[diffoscope] 01/05: {command, feeders, diff}: replaces subprocess.Popen by .run

Juliana Oliveira jwnx-guest at moszumanska.debian.org
Sun Feb 11 01:32:49 CET 2018


This is an automated email from the git hooks/post-receive script.

jwnx-guest pushed a commit to branch jwnx_subprocess_merge
in repository diffoscope.

commit 80eb9125e6c8e3ffc7f5f650ee67a9af2667249a
Author: Juliana Oliveira <juliana.orod at gmail.com>
Date:   Sat Feb 10 17:20:15 2018 -0200

    {command, feeders, diff}: replaces subprocess.Popen by .run
    
    Popen requires thread/IO micromanaging, and locks some interactions
    with multiprocess lib due to its combined behavior with subprocess.PIPE, being
    unusable with .map function.
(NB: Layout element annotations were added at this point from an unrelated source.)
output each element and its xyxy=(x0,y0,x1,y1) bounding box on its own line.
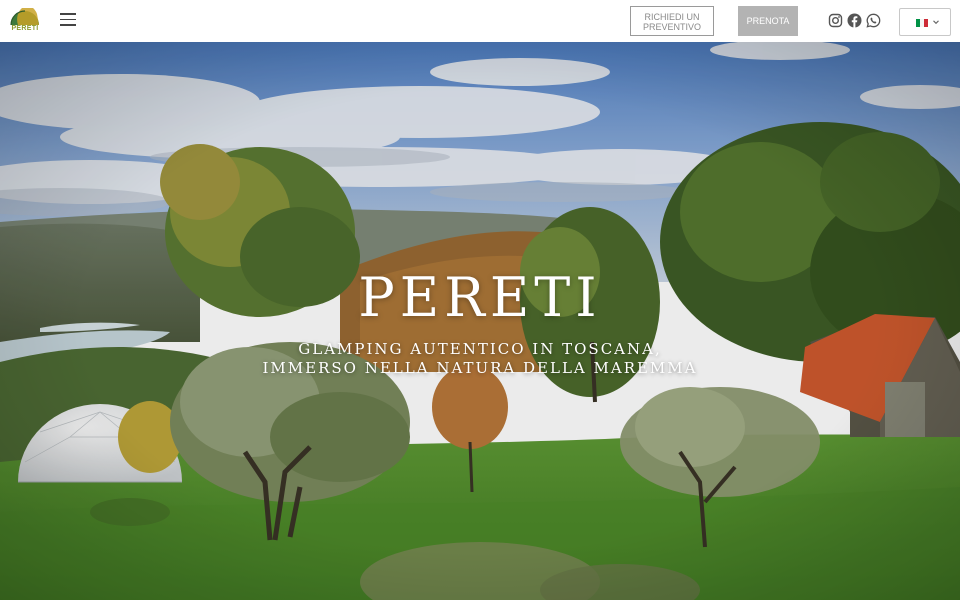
instagram-icon[interactable] xyxy=(828,13,843,28)
logo-dome-icon xyxy=(10,8,39,26)
chevron-down-icon xyxy=(933,20,939,25)
site-logo[interactable]: PERETI xyxy=(8,8,42,34)
hero-subtitle-line-2: IMMERSO NELLA NATURA DELLA MAREMMA xyxy=(262,359,698,377)
book-button[interactable]: PRENOTA xyxy=(738,6,798,36)
site-header: PERETI RICHIEDI UN PREVENTIVO PRENOTA xyxy=(0,0,960,42)
facebook-icon[interactable] xyxy=(847,13,862,28)
request-quote-label-2: PREVENTIVO xyxy=(642,22,701,32)
whatsapp-icon[interactable] xyxy=(866,13,881,28)
hero-title: PERETI xyxy=(358,266,602,329)
hero-subtitle-line-1: GLAMPING AUTENTICO IN TOSCANA, xyxy=(298,340,662,358)
request-quote-button[interactable]: RICHIEDI UN PREVENTIVO xyxy=(630,6,714,36)
menu-icon[interactable] xyxy=(60,13,78,27)
italy-flag-icon xyxy=(916,19,928,27)
hero-section: PERETI GLAMPING AUTENTICO IN TOSCANA, IM… xyxy=(0,42,960,600)
language-selector[interactable] xyxy=(899,8,951,36)
logo-text: PERETI xyxy=(11,25,39,32)
request-quote-label-1: RICHIEDI UN xyxy=(644,12,700,22)
hero-subtitle: GLAMPING AUTENTICO IN TOSCANA, IMMERSO N… xyxy=(0,340,960,378)
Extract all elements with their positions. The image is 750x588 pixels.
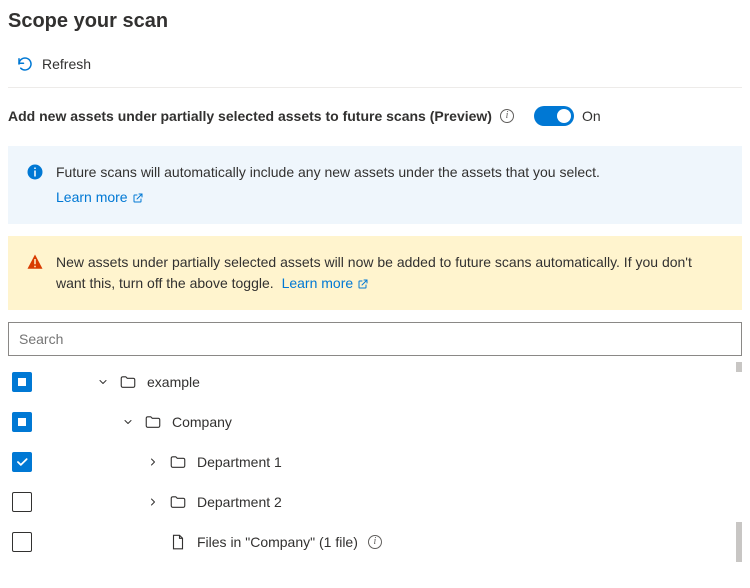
- checkbox-checked[interactable]: [12, 452, 32, 472]
- folder-icon: [169, 493, 187, 511]
- refresh-button[interactable]: Refresh: [8, 51, 99, 77]
- tree-row-company[interactable]: Company: [8, 402, 742, 442]
- info-learn-more-link[interactable]: Learn more: [56, 187, 144, 208]
- node-label: Department 2: [197, 494, 282, 510]
- refresh-icon: [16, 55, 34, 73]
- tree-row-department-2[interactable]: Department 2: [8, 482, 742, 522]
- info-circle-icon: [26, 163, 44, 181]
- toggle-state-label: On: [582, 108, 601, 124]
- chevron-down-icon[interactable]: [97, 376, 109, 388]
- chevron-down-icon[interactable]: [122, 416, 134, 428]
- refresh-label: Refresh: [42, 56, 91, 72]
- info-icon[interactable]: i: [500, 109, 514, 123]
- node-label: Department 1: [197, 454, 282, 470]
- chevron-right-icon[interactable]: [147, 456, 159, 468]
- file-icon: [169, 533, 187, 551]
- external-link-icon: [357, 278, 369, 290]
- folder-icon: [169, 453, 187, 471]
- search-input[interactable]: [8, 322, 742, 356]
- external-link-icon: [132, 192, 144, 204]
- warning-learn-more-link[interactable]: Learn more: [282, 273, 370, 294]
- toggle-switch[interactable]: [534, 106, 574, 126]
- checkbox-unchecked[interactable]: [12, 492, 32, 512]
- folder-icon: [144, 413, 162, 431]
- tree-row-department-1[interactable]: Department 1: [8, 442, 742, 482]
- info-banner-text: Future scans will automatically include …: [56, 164, 600, 180]
- toggle-label: Add new assets under partially selected …: [8, 108, 492, 124]
- info-banner: Future scans will automatically include …: [8, 146, 742, 224]
- tree-row-example[interactable]: example: [8, 362, 742, 402]
- warning-banner-text: New assets under partially selected asse…: [56, 254, 692, 291]
- tree-row-files[interactable]: Files in "Company" (1 file) i: [8, 522, 742, 562]
- scrollbar[interactable]: [736, 522, 742, 562]
- chevron-right-icon[interactable]: [147, 496, 159, 508]
- toolbar: Refresh: [8, 51, 742, 88]
- scroll-indicator: [736, 362, 742, 372]
- asset-tree: example Company Department 1 Department …: [8, 362, 742, 562]
- node-label: example: [147, 374, 200, 390]
- page-title: Scope your scan: [8, 10, 742, 33]
- checkbox-partial[interactable]: [12, 412, 32, 432]
- warning-banner: New assets under partially selected asse…: [8, 236, 742, 310]
- checkbox-unchecked[interactable]: [12, 532, 32, 552]
- node-label: Company: [172, 414, 232, 430]
- info-icon[interactable]: i: [368, 535, 382, 549]
- warning-icon: [26, 253, 44, 271]
- node-label: Files in "Company" (1 file): [197, 534, 358, 550]
- checkbox-partial[interactable]: [12, 372, 32, 392]
- toggle-row: Add new assets under partially selected …: [8, 106, 742, 126]
- folder-icon: [119, 373, 137, 391]
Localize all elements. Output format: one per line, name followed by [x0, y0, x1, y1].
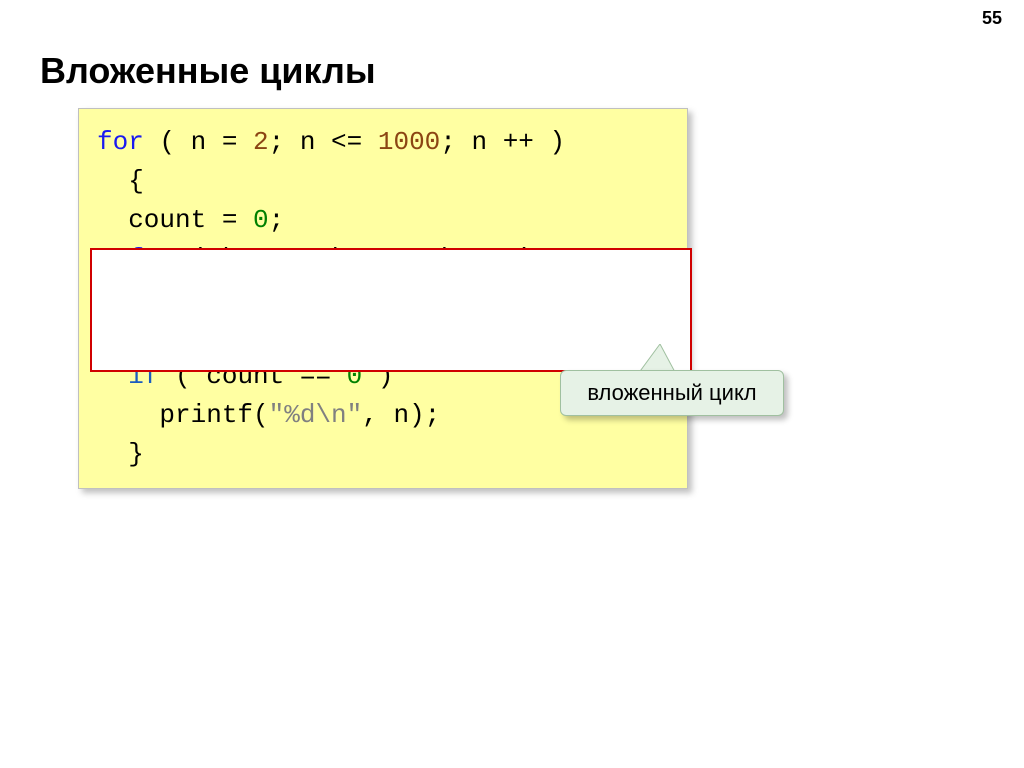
keyword-if: if [175, 283, 206, 313]
code-text: { [97, 166, 144, 196]
page-number: 55 [982, 8, 1002, 29]
code-text: } [97, 439, 144, 469]
code-text: ( count == [159, 361, 346, 391]
code-zero: 0 [253, 205, 269, 235]
code-text: ; n ++ ) [440, 127, 565, 157]
code-text: ; n <= [269, 127, 378, 157]
code-text: ; k < n; k ++ ) [300, 244, 534, 274]
code-block: for ( n = 2; n <= 1000; n ++ ) { count =… [78, 108, 688, 489]
code-text: , n); [362, 400, 440, 430]
keyword-if: if [128, 361, 159, 391]
code-text: ( k = [175, 244, 284, 274]
code-number: 1000 [378, 127, 440, 157]
code-zero: 0 [393, 283, 409, 313]
code-text: printf( [97, 400, 269, 430]
callout-text: вложенный цикл [587, 380, 756, 406]
code-number: 2 [284, 244, 300, 274]
code-text: ( n = [144, 127, 253, 157]
keyword-for: for [128, 244, 175, 274]
slide-title: Вложенные циклы [40, 50, 376, 92]
code-number: 2 [253, 127, 269, 157]
code-text: ) [362, 361, 393, 391]
code-text: ; [269, 205, 285, 235]
code-text: ) [409, 283, 440, 313]
code-text: count ++; [97, 322, 347, 352]
code-string: "%d\n" [269, 400, 363, 430]
callout-label: вложенный цикл [560, 370, 784, 416]
code-text: ( n % k == [206, 283, 393, 313]
code-zero: 0 [347, 361, 363, 391]
keyword-for: for [97, 127, 144, 157]
code-text: count = [97, 205, 253, 235]
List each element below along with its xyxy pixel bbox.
Subprocess.run simplifies command execution
    by managing threads/IO and is also recommended over Popen since Python
    3.5.
    
    As a result, stderr and stdout were also simplified.
    
    Signed-off-by: Juliana Oliveira <juliana.orod at gmail.com>
---
 diffoscope/comparators/utils/command.py | 68 +++++++++++++++------------------
 diffoscope/comparators/zip.py           |  2 -
 diffoscope/diff.py                      |  9 ++---
 diffoscope/feeders.py                   |  4 +-
 4 files changed, 35 insertions(+), 48 deletions(-)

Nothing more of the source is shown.